The core of the problem is perhaps inadvertently revealed by Rabbi Agus’s statement that the designation of the state of Israel as “the beginning of our redemption” does not repudiate the liberal world views of Moses Mendelssohn, Gabriel Riesser, and Leopold Zunz “who welcomed the progress of emancipation as the approaching steps of the messiah.” Rabbi Agus passes over the fact that these exponents of the liberal view deleted from the traditional concept of messianism what used to be considered its primary and most concrete feature, namely, the physical return to Zion and the reestablishment of Jewish political independence. Zionism, by contrast, though not necessarily denying other universal and spiritual aspects of messianism, chose to concentrate on this redemptive endeavor. It is an indisputable historical fact that in the struggle for its national and political objectives, Zionism was decidedly nourished by its identification with the traditional messianic vision.

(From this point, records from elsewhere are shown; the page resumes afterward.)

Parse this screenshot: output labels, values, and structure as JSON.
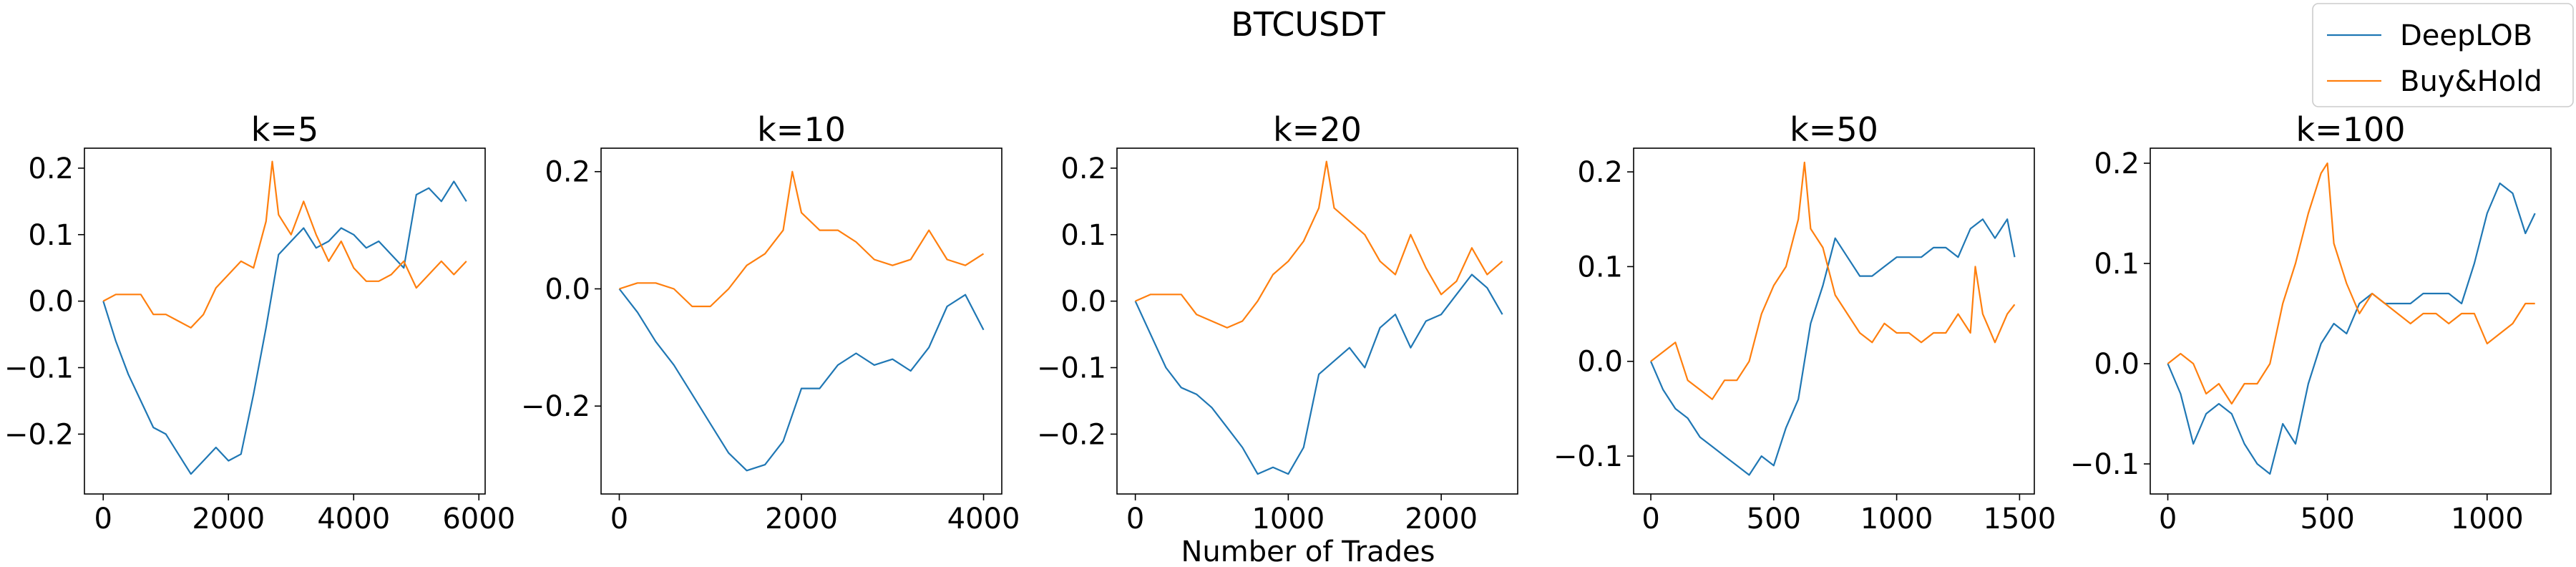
{
  "figure": {
    "suptitle": "BTCUSDT",
    "xlabel": "Number of Trades"
  },
  "legend": {
    "placement": "top-right",
    "entries": [
      {
        "label": "DeepLOB",
        "color": "#1f77b4"
      },
      {
        "label": "Buy&Hold",
        "color": "#ff7f0e"
      }
    ]
  },
  "chart_data": [
    {
      "type": "line",
      "title": "k=5",
      "xlim": [
        -300,
        6100
      ],
      "ylim": [
        -0.29,
        0.23
      ],
      "xticks": [
        0,
        2000,
        4000,
        6000
      ],
      "yticks": [
        -0.2,
        -0.1,
        0.0,
        0.1,
        0.2
      ],
      "ytick_labels": [
        "−0.2",
        "−0.1",
        "0.0",
        "0.1",
        "0.2"
      ],
      "series": [
        {
          "name": "DeepLOB",
          "color": "#1f77b4",
          "x": [
            0,
            200,
            400,
            600,
            800,
            1000,
            1200,
            1400,
            1600,
            1800,
            2000,
            2200,
            2400,
            2600,
            2800,
            3000,
            3200,
            3400,
            3600,
            3800,
            4000,
            4200,
            4400,
            4600,
            4800,
            5000,
            5200,
            5400,
            5600,
            5800
          ],
          "y": [
            0.0,
            -0.06,
            -0.11,
            -0.15,
            -0.19,
            -0.2,
            -0.23,
            -0.26,
            -0.24,
            -0.22,
            -0.24,
            -0.23,
            -0.14,
            -0.04,
            0.07,
            0.09,
            0.11,
            0.08,
            0.09,
            0.11,
            0.1,
            0.08,
            0.09,
            0.07,
            0.05,
            0.16,
            0.17,
            0.15,
            0.18,
            0.15
          ]
        },
        {
          "name": "Buy&Hold",
          "color": "#ff7f0e",
          "x": [
            0,
            200,
            400,
            600,
            800,
            1000,
            1200,
            1400,
            1600,
            1800,
            2000,
            2200,
            2400,
            2600,
            2700,
            2800,
            3000,
            3200,
            3400,
            3600,
            3800,
            4000,
            4200,
            4400,
            4600,
            4800,
            5000,
            5200,
            5400,
            5600,
            5800
          ],
          "y": [
            0.0,
            0.01,
            0.01,
            0.01,
            -0.02,
            -0.02,
            -0.03,
            -0.04,
            -0.02,
            0.02,
            0.04,
            0.06,
            0.05,
            0.12,
            0.21,
            0.13,
            0.1,
            0.15,
            0.1,
            0.06,
            0.09,
            0.05,
            0.03,
            0.03,
            0.04,
            0.06,
            0.02,
            0.04,
            0.06,
            0.04,
            0.06
          ]
        }
      ]
    },
    {
      "type": "line",
      "title": "k=10",
      "xlim": [
        -200,
        4200
      ],
      "ylim": [
        -0.35,
        0.24
      ],
      "xticks": [
        0,
        2000,
        4000
      ],
      "yticks": [
        -0.2,
        0.0,
        0.2
      ],
      "ytick_labels": [
        "−0.2",
        "0.0",
        "0.2"
      ],
      "series": [
        {
          "name": "DeepLOB",
          "color": "#1f77b4",
          "x": [
            0,
            200,
            400,
            600,
            800,
            1000,
            1200,
            1400,
            1600,
            1800,
            2000,
            2200,
            2400,
            2600,
            2800,
            3000,
            3200,
            3400,
            3600,
            3800,
            4000
          ],
          "y": [
            0.0,
            -0.04,
            -0.09,
            -0.13,
            -0.18,
            -0.23,
            -0.28,
            -0.31,
            -0.3,
            -0.26,
            -0.17,
            -0.17,
            -0.13,
            -0.11,
            -0.13,
            -0.12,
            -0.14,
            -0.1,
            -0.03,
            -0.01,
            -0.07
          ]
        },
        {
          "name": "Buy&Hold",
          "color": "#ff7f0e",
          "x": [
            0,
            200,
            400,
            600,
            800,
            1000,
            1200,
            1400,
            1600,
            1800,
            1900,
            2000,
            2200,
            2400,
            2600,
            2800,
            3000,
            3200,
            3400,
            3600,
            3800,
            4000
          ],
          "y": [
            0.0,
            0.01,
            0.01,
            0.0,
            -0.03,
            -0.03,
            0.0,
            0.04,
            0.06,
            0.1,
            0.2,
            0.13,
            0.1,
            0.1,
            0.08,
            0.05,
            0.04,
            0.05,
            0.1,
            0.05,
            0.04,
            0.06
          ]
        }
      ]
    },
    {
      "type": "line",
      "title": "k=20",
      "xlim": [
        -120,
        2500
      ],
      "ylim": [
        -0.29,
        0.23
      ],
      "xticks": [
        0,
        1000,
        2000
      ],
      "yticks": [
        -0.2,
        -0.1,
        0.0,
        0.1,
        0.2
      ],
      "ytick_labels": [
        "−0.2",
        "−0.1",
        "0.0",
        "0.1",
        "0.2"
      ],
      "series": [
        {
          "name": "DeepLOB",
          "color": "#1f77b4",
          "x": [
            0,
            100,
            200,
            300,
            400,
            500,
            600,
            700,
            800,
            900,
            1000,
            1100,
            1200,
            1300,
            1400,
            1500,
            1600,
            1700,
            1800,
            1900,
            2000,
            2100,
            2200,
            2300,
            2400
          ],
          "y": [
            0.0,
            -0.05,
            -0.1,
            -0.13,
            -0.14,
            -0.16,
            -0.19,
            -0.22,
            -0.26,
            -0.25,
            -0.26,
            -0.22,
            -0.11,
            -0.09,
            -0.07,
            -0.1,
            -0.04,
            -0.02,
            -0.07,
            -0.03,
            -0.02,
            0.01,
            0.04,
            0.02,
            -0.02
          ]
        },
        {
          "name": "Buy&Hold",
          "color": "#ff7f0e",
          "x": [
            0,
            100,
            200,
            300,
            400,
            500,
            600,
            700,
            800,
            900,
            1000,
            1100,
            1200,
            1250,
            1300,
            1400,
            1500,
            1600,
            1700,
            1800,
            1900,
            2000,
            2100,
            2200,
            2300,
            2400
          ],
          "y": [
            0.0,
            0.01,
            0.01,
            0.01,
            -0.02,
            -0.03,
            -0.04,
            -0.03,
            0.0,
            0.04,
            0.06,
            0.09,
            0.14,
            0.21,
            0.14,
            0.12,
            0.1,
            0.06,
            0.04,
            0.1,
            0.05,
            0.01,
            0.03,
            0.08,
            0.04,
            0.06
          ]
        }
      ]
    },
    {
      "type": "line",
      "title": "k=50",
      "xlim": [
        -70,
        1560
      ],
      "ylim": [
        -0.14,
        0.225
      ],
      "xticks": [
        0,
        500,
        1000,
        1500
      ],
      "yticks": [
        -0.1,
        0.0,
        0.1,
        0.2
      ],
      "ytick_labels": [
        "−0.1",
        "0.0",
        "0.1",
        "0.2"
      ],
      "series": [
        {
          "name": "DeepLOB",
          "color": "#1f77b4",
          "x": [
            0,
            50,
            100,
            150,
            200,
            250,
            300,
            350,
            400,
            450,
            500,
            550,
            600,
            650,
            700,
            750,
            800,
            850,
            900,
            950,
            1000,
            1050,
            1100,
            1150,
            1200,
            1250,
            1300,
            1350,
            1400,
            1450,
            1480
          ],
          "y": [
            0.0,
            -0.03,
            -0.05,
            -0.06,
            -0.08,
            -0.09,
            -0.1,
            -0.11,
            -0.12,
            -0.1,
            -0.11,
            -0.07,
            -0.04,
            0.04,
            0.08,
            0.13,
            0.11,
            0.09,
            0.09,
            0.1,
            0.11,
            0.11,
            0.11,
            0.12,
            0.12,
            0.11,
            0.14,
            0.15,
            0.13,
            0.15,
            0.11
          ]
        },
        {
          "name": "Buy&Hold",
          "color": "#ff7f0e",
          "x": [
            0,
            50,
            100,
            150,
            200,
            250,
            300,
            350,
            400,
            450,
            500,
            550,
            600,
            625,
            650,
            700,
            750,
            800,
            850,
            900,
            950,
            1000,
            1050,
            1100,
            1150,
            1200,
            1250,
            1300,
            1320,
            1350,
            1400,
            1450,
            1480
          ],
          "y": [
            0.0,
            0.01,
            0.02,
            -0.02,
            -0.03,
            -0.04,
            -0.02,
            -0.02,
            0.0,
            0.05,
            0.08,
            0.1,
            0.15,
            0.21,
            0.14,
            0.12,
            0.07,
            0.05,
            0.03,
            0.02,
            0.04,
            0.03,
            0.03,
            0.02,
            0.03,
            0.03,
            0.05,
            0.03,
            0.1,
            0.05,
            0.02,
            0.05,
            0.06
          ]
        }
      ]
    },
    {
      "type": "line",
      "title": "k=100",
      "xlim": [
        -55,
        1200
      ],
      "ylim": [
        -0.13,
        0.215
      ],
      "xticks": [
        0,
        500,
        1000
      ],
      "yticks": [
        -0.1,
        0.0,
        0.1,
        0.2
      ],
      "ytick_labels": [
        "−0.1",
        "0.0",
        "0.1",
        "0.2"
      ],
      "series": [
        {
          "name": "DeepLOB",
          "color": "#1f77b4",
          "x": [
            0,
            40,
            80,
            120,
            160,
            200,
            240,
            280,
            320,
            360,
            400,
            440,
            480,
            520,
            560,
            600,
            640,
            680,
            720,
            760,
            800,
            840,
            880,
            920,
            960,
            1000,
            1040,
            1080,
            1120,
            1150
          ],
          "y": [
            0.0,
            -0.03,
            -0.08,
            -0.05,
            -0.04,
            -0.05,
            -0.08,
            -0.1,
            -0.11,
            -0.06,
            -0.08,
            -0.02,
            0.02,
            0.04,
            0.03,
            0.06,
            0.07,
            0.06,
            0.06,
            0.06,
            0.07,
            0.07,
            0.07,
            0.06,
            0.1,
            0.15,
            0.18,
            0.17,
            0.13,
            0.15
          ]
        },
        {
          "name": "Buy&Hold",
          "color": "#ff7f0e",
          "x": [
            0,
            40,
            80,
            120,
            160,
            200,
            240,
            280,
            320,
            360,
            400,
            440,
            480,
            500,
            520,
            560,
            600,
            640,
            680,
            720,
            760,
            800,
            840,
            880,
            920,
            960,
            1000,
            1040,
            1080,
            1120,
            1150
          ],
          "y": [
            0.0,
            0.01,
            0.0,
            -0.03,
            -0.02,
            -0.04,
            -0.02,
            -0.02,
            0.0,
            0.06,
            0.1,
            0.15,
            0.19,
            0.2,
            0.12,
            0.08,
            0.05,
            0.07,
            0.06,
            0.05,
            0.04,
            0.05,
            0.05,
            0.04,
            0.05,
            0.05,
            0.02,
            0.03,
            0.04,
            0.06,
            0.06
          ]
        }
      ]
    }
  ]
}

To stress this historical truth was the ultimate purpose of my essay. My topical concern, however, was to point to the burden which this connection between Zionism and messianism has bequeathed to the state of Israel. I share the apprehensions of many that the identification with messianism—as in the activity of Gush Emunim—may interfere with the national and moral conduct of the community unless it is countered by responsible and realistic political guidance. But one must also beware the attempt to meet this danger by denying the historical connection of Zionism with messianism. Since it is based on untruth, such an attempt is certainly doomed to failure.

This warning applies all the more to Rabbi Agus’s effort to re-propose the diluted version of messianism which was the target of the Zionist ideological struggle from the very beginning. This may be a rewarding theme for sermons, but in the context of Israeli reality it is an exercise in futility.